Following the purchase of the Maine Roasters assets, Freaky Bean and MRC experienced significant financial problems. Soon after the closing, MRC became delinquent on its payments to Milo and Razel.

On November 19, 2008, Milo and Razel declared MRC and Freaky Bean to be in default of their respective obligations on the notes and guaranty and made demand for payment in full. And shortly thereafter, they exercised their rights as a secured party and repossessed substantially all of their MRC collateral, virtually all of which had been the Maine Roasters assets sold by them to MRC. Attempting still to save its business, Freaky Bean required a cash infusion both to resolve its obligations under its guaranty to Milo and Razel and to other accounts payable, and to provide the working capital necessary to restructure a smaller, more profitable Freaky Bean.

On December 3, 2008, Stratton, on behalf of MRC (as its president and manager) and Freaky Bean (together, the “Strat-ton Parties”), and Male, on behalf of Milo and Razel, entered into a Settlement Agreement, Waiver of Debtor’s Rights and Release of Secured Party (the “Settlement Agreement”). The Settlement Agreement [774]*774validated the repossession by Milo and Razel of the MRC assets and further provided that Milo and Razel would release the Stratton Parties from any remaining deficiency balance upon payment by MRC of:

(a) $10,101.92 to Milo, representing payments due under its note for September, October, and November 2008;
(b) $8,08L92 to Razel, representing payments due under its note for October and November 2008;
(c) $8,585.88, representing amounts due certain creditors of Maine Roasters which obligations MRC had assumed in November 2007; and
(d) $100,000 to Razel and Milo representing a partial (and now final) payment on the notes held by them.

Thus, in addition to the turnover of its assets to Milo and Razel, MRC was required to make payments to Milo and Ra-zel totaling an additional $126,769.72. Of these payments, a total of $110,101.92 (items (a) and (d) above) was paid to Milo, and represents the payments that are the subject of this dispute.

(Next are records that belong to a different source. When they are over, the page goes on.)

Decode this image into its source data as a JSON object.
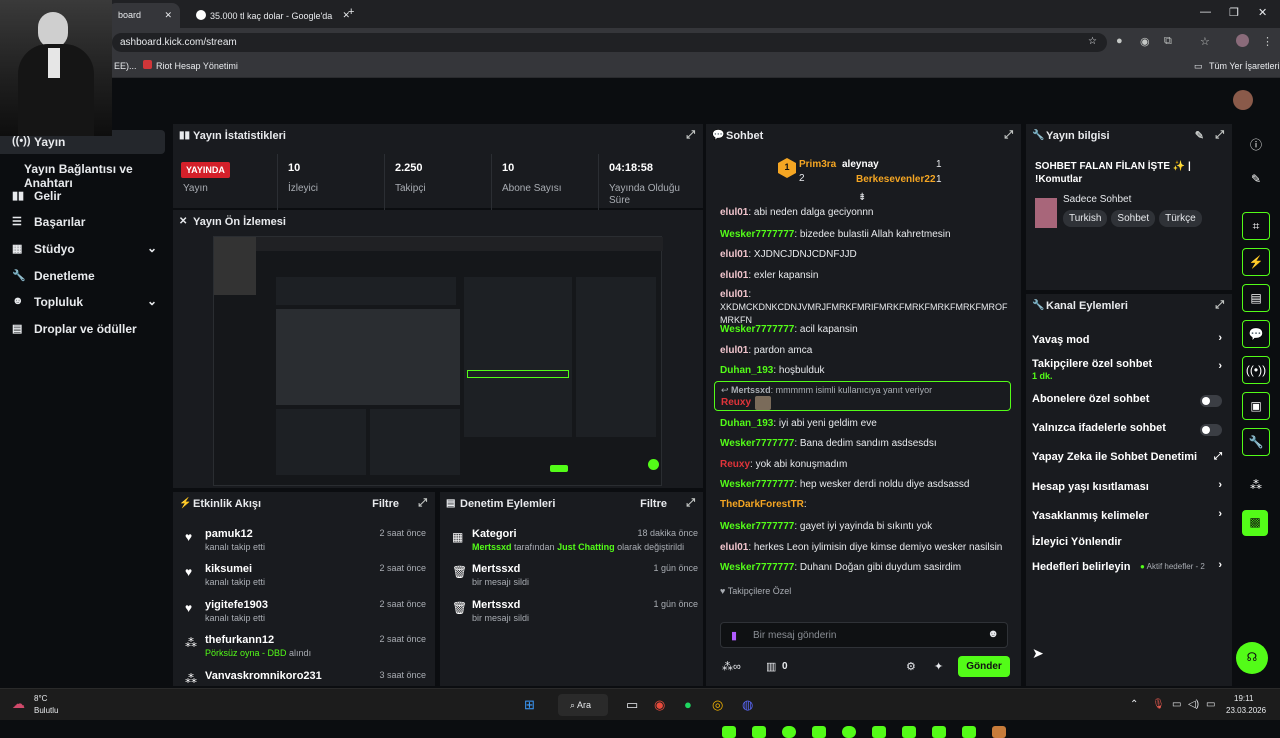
{
  "browser": {
    "tabs": [
      {
        "label": "board"
      },
      {
        "label": "35.000 tl kaç dolar - Google'da"
      }
    ],
    "url": "ashboard.kick.com/stream",
    "bookmarks": [
      "EE)...",
      "Riot Hesap Yönetimi"
    ],
    "all_bookmarks": "Tüm Yer İşaretleri"
  },
  "sidebar": {
    "items": [
      {
        "label": "Yayın",
        "icon": "broadcast-icon"
      },
      {
        "label": "Yayın Bağlantısı ve Anahtarı"
      },
      {
        "label": "Gelir",
        "icon": "chart-icon"
      },
      {
        "label": "Başarılar",
        "icon": "list-icon"
      },
      {
        "label": "Stüdyo",
        "icon": "grid-icon"
      },
      {
        "label": "Denetleme",
        "icon": "wrench-icon"
      },
      {
        "label": "Topluluk",
        "icon": "group-icon"
      },
      {
        "label": "Droplar ve ödüller",
        "icon": "gift-icon"
      }
    ]
  },
  "stats": {
    "title": "Yayın İstatistikleri",
    "live_badge": "YAYINDA",
    "items": [
      {
        "value": "",
        "label": "Yayın"
      },
      {
        "value": "10",
        "label": "İzleyici"
      },
      {
        "value": "2.250",
        "label": "Takipçi"
      },
      {
        "value": "10",
        "label": "Abone Sayısı"
      },
      {
        "value": "04:18:58",
        "label": "Yayında Olduğu Süre"
      }
    ]
  },
  "preview": {
    "title": "Yayın Ön İzlemesi"
  },
  "activity": {
    "title": "Etkinlik Akışı",
    "filter": "Filtre",
    "items": [
      {
        "name": "pamuk12",
        "sub": "kanalı takip etti",
        "time": "2 saat önce"
      },
      {
        "name": "kiksumei",
        "sub": "kanalı takip etti",
        "time": "2 saat önce"
      },
      {
        "name": "yigitefe1903",
        "sub": "kanalı takip etti",
        "time": "2 saat önce"
      },
      {
        "name": "thefurkann12",
        "sub": "Pörksüz oyna - DBD",
        "sub2": "alındı",
        "time": "2 saat önce"
      },
      {
        "name": "Vanvaskromnikoro231",
        "sub": "",
        "time": "3 saat önce"
      }
    ]
  },
  "moderation": {
    "title": "Denetim Eylemleri",
    "filter": "Filtre",
    "items": [
      {
        "name": "Kategori",
        "sub_user": "Mertssxd",
        "sub_mid": "tarafından",
        "sub_cat": "Just Chatting",
        "sub_end": "olarak değiştirildi",
        "time": "18 dakika önce"
      },
      {
        "name": "Mertssxd",
        "sub": "bir mesajı sildi",
        "time": "1 gün önce"
      },
      {
        "name": "Mertssxd",
        "sub": "bir mesajı sildi",
        "time": "1 gün önce"
      }
    ]
  },
  "chat": {
    "title": "Sohbet",
    "leaderboard": {
      "rank": "1",
      "left_user": "Prim3ra",
      "left_count": "2",
      "right": [
        {
          "user": "aleynay",
          "count": "1"
        },
        {
          "user": "Berkesevenler22",
          "count": "1"
        }
      ]
    },
    "messages": [
      {
        "user": "elul01",
        "text": "abi neden dalga geciyonnn",
        "color": "#f0c4cc"
      },
      {
        "user": "Wesker7777777",
        "text": "bizedee bulastii Allah kahretmesin",
        "color": "#53fc18"
      },
      {
        "user": "elul01",
        "text": "XJDNCJDNJCDNFJJD",
        "color": "#f0c4cc"
      },
      {
        "user": "elul01",
        "text": "exler kapansin",
        "color": "#f0c4cc"
      },
      {
        "user": "elul01",
        "text": "XKDMCKDNKCDNJVMRJFMRKFMRIFMRKFMRKFMRKFMRKFMROFMRKFN",
        "color": "#f0c4cc"
      },
      {
        "user": "Wesker7777777",
        "text": "acil kapansin",
        "color": "#53fc18"
      },
      {
        "user": "elul01",
        "text": "pardon amca",
        "color": "#f0c4cc"
      },
      {
        "user": "Duhan_193",
        "text": "hoşbulduk",
        "color": "#53fc18"
      },
      {
        "user": "Duhan_193",
        "text": "iyi abi yeni geldim eve",
        "color": "#53fc18"
      },
      {
        "user": "Wesker7777777",
        "text": "Bana dedim sandım asdsesdsı",
        "color": "#53fc18"
      },
      {
        "user": "Reuxy",
        "text": "yok abi konuşmadım",
        "color": "#e0343a"
      },
      {
        "user": "Wesker7777777",
        "text": "hep wesker derdi noldu diye asdsassd",
        "color": "#53fc18"
      },
      {
        "user": "TheDarkForestTR",
        "text": "",
        "color": "#f5a623"
      },
      {
        "user": "Wesker7777777",
        "text": "gayet iyi yayinda bi sıkıntı yok",
        "color": "#53fc18"
      },
      {
        "user": "elul01",
        "text": "herkes Leon iylimisin diye kimse demiyo wesker nasilsin",
        "color": "#f0c4cc"
      },
      {
        "user": "Wesker7777777",
        "text": "Duhanı Doğan gibi duydum sasirdim",
        "color": "#53fc18"
      }
    ],
    "reply": {
      "user": "Mertssxd",
      "text": "mmmmm isimli kullanıcıya yanıt veriyor",
      "replier": "Reuxy"
    },
    "followers_only": "Takipçilere Özel",
    "input_placeholder": "Bir mesaj gönderin",
    "count": "0",
    "send": "Gönder"
  },
  "stream_info": {
    "title": "Yayın bilgisi",
    "stream_title": "SOHBET FALAN FİLAN İŞTE ✨ | !Komutlar",
    "category": "Sadece Sohbet",
    "tags": [
      "Turkish",
      "Sohbet",
      "Türkçe"
    ]
  },
  "channel_actions": {
    "title": "Kanal Eylemleri",
    "items": [
      {
        "label": "Yavaş mod",
        "control": "chevron"
      },
      {
        "label": "Takipçilere özel sohbet",
        "sub": "1 dk.",
        "control": "chevron"
      },
      {
        "label": "Abonelere özel sohbet",
        "control": "toggle"
      },
      {
        "label": "Yalnızca ifadelerle sohbet",
        "control": "toggle"
      },
      {
        "label": "Yapay Zeka ile Sohbet Denetimi",
        "control": "external"
      },
      {
        "label": "Hesap yaşı kısıtlaması",
        "control": "chevron"
      },
      {
        "label": "Yasaklanmış kelimeler",
        "control": "chevron"
      },
      {
        "label": "İzleyici Yönlendir",
        "control": "none"
      },
      {
        "label": "Hedefleri belirleyin",
        "badge": "Aktif hedefler - 2",
        "control": "chevron"
      }
    ]
  },
  "taskbar": {
    "weather_temp": "8°C",
    "weather_desc": "Bulutlu",
    "search": "Ara",
    "time": "19:11",
    "date": "23.03.2026"
  }
}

C. Funding of the Settlement Agreement and Freaky Bean Working Capital

Stratton was unable to obtain a loan from local banks to fund the downsizing effort and to provide working capital for Freaky Bean. He therefore turned to two of the existing Freaky Bean shareholders, James Walsh and Barb Heyl, for assistance. Stratton’s plan was that Walsh, Heyl, and several others (all Freaky Bean shareholders) would form a new Maine corporation known as BeanCo. Then, Walsh and Heyl would each loan BeanCo $125,000.00, for a total of $250,000.00. Finally, BeanCo would make the $250,000 from Walsh and Heyl available to Freaky Bean pursuant to a Line of Credit Agreement between BeanCo and Freaky Bean. The foregoing loan structure was evidenced by contemporaneous promissory notes from BeanCo to Walsh and Heyl for $125,000.00 each and a $250,000.00 Line of Credit Promissory Note from Freaky Bean to BeanCo. Additionally, BeanCo executed security agreements in favor of Walsh and Heyl, pledging its assets as collateral.

Whether that plan was brilliant or flawed became moot, however, because the various parties became impatient and failed to act in accordance with the plan. Instead of waiting for BeanCo to be formed, have Walsh and Heyl write checks to BeanCo, and then have BeanCo write checks to various payees, Stratton simply instructed Walsh and Heyl to write checks to the parties he designated or obtained bank checks for that purpose. Accordingly,

(1) On November 26, 2008, Walsh provided a Bank of America check to Strat-ton in the amount of $60,000.00, representing a portion of his share of the loan proceeds. Walsh gave this check to Stratton with the “Pay to the Order of’ line blank.